The space will also afford the program the ability to expand the technical procedural skills taught. Currently, students suture, splint, cast, perform injections and venipuncture, and gain intravenous and arterial access.
“There's numerous skills that are required of physician assistants from a primary care perspective that we currently teach,” said Agnew. “By having this space, we'll be able to expand the types of skills that we teach in addition to enhancing our ultrasound instruction that we started last year. So we're really excited to have this opportunity for students.”
In preparation for the renovation, PA faculty members toured other simulation centers at Temple University, DeSales University, University of the Sciences and the Philadelphia College of Osteopathic Medicine (PCOM), and met with PA faculty from those institutions, before drawing up the plans with Leighton and the University’s chief of staff, Brian Zuckerman.
“The program directors at these institutions taught us about lessons learned from their designs to better guide and inform our planning,” said Agnew.
The renovation space had originally been an underutilized research area. According to Leighton, some of the research space was consolidated to make room for the lab expansion.
Another advantage Agnew sees for the program is the close proximity to the program’s faculty offices. “It’s a lot easier for us to keep our fingers on the pulse of what’s going on - the proximity to our faculty and staff offices is really helpful,” she said.
The PA Class of 2021 has already used the space for its fall “boot camp,” which provided an opportunity for them to practice their clinical and technical procedural skills before starting clinical rotations, Agnew said.

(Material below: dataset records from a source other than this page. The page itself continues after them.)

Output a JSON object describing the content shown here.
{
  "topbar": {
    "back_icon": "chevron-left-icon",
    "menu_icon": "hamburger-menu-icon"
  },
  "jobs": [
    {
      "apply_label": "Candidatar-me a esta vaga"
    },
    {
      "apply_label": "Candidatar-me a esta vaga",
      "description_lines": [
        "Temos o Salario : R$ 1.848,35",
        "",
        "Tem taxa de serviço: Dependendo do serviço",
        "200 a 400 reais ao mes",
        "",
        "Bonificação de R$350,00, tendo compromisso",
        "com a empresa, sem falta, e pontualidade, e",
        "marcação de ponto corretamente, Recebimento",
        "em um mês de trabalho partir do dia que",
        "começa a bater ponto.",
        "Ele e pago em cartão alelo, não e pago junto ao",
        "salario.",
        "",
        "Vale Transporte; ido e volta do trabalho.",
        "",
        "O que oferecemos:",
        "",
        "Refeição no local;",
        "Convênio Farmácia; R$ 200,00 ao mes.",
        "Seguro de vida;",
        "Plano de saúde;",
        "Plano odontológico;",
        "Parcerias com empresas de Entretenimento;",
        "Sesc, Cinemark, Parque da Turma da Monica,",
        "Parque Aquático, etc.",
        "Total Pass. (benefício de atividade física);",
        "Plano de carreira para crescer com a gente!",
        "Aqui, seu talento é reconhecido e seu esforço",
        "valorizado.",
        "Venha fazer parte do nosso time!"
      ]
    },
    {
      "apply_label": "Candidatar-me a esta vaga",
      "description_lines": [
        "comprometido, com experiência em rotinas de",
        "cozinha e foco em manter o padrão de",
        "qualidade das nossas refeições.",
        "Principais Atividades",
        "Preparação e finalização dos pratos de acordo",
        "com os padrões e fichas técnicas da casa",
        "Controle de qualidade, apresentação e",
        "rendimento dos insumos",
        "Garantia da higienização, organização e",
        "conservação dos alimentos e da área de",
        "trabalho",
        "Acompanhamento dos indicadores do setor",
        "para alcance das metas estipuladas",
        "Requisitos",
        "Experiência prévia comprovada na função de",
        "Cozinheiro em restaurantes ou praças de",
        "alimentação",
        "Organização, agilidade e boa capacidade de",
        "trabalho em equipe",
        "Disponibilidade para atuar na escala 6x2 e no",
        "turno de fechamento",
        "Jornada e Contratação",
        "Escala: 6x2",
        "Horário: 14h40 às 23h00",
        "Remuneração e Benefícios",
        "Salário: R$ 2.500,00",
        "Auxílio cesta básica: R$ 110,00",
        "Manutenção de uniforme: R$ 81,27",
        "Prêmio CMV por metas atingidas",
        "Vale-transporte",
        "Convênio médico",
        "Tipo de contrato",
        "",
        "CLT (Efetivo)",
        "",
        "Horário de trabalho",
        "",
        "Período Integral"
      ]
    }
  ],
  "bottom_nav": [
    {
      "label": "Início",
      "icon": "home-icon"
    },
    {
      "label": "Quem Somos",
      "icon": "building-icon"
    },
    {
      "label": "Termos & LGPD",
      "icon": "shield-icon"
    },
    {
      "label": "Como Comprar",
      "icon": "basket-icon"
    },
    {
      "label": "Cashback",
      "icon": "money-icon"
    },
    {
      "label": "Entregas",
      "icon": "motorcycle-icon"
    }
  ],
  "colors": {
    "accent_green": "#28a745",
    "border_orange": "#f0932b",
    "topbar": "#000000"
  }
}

Training of standardized patients will soon begin in preparation for the student patient care assessments planned for the 2021 academic year. Additional training models and simulators have also been purchased to expand the program’s array of technical skills taught.
Additionally, Agnew has reached out to Briarwood Home Owners Association, a local neighborhood group, to identify any interest in training to become a standardized patient for the PA program. A standardized patient is an actor who functions as a “patient” to facilitate student learning.
“I think it would be great to get the local community involved and see our students in action,” she said.
Agnew had high praise for Leighton and her management of the project, as well as the Research Department for giving up some of its space to help the PA students.
“Amie was really great to work with. For someone who doesn’t have a medical background, she had a keen eye for what was needed and asked all the right questions,” said Agnew. She is also grateful to the Salus Research Department, which relinquished some of its existing space for repurposing, to the Commonwealth, for its grant funding used to facilitate the renovations, and to the University’s leadership for its generous support.
“In addition to the many advantages the facility brings to student learning and assessment for all Salus students, the simulation center also allows the program to expand its inter-professional initiatives and remain competitive in the current marketplace,” she said.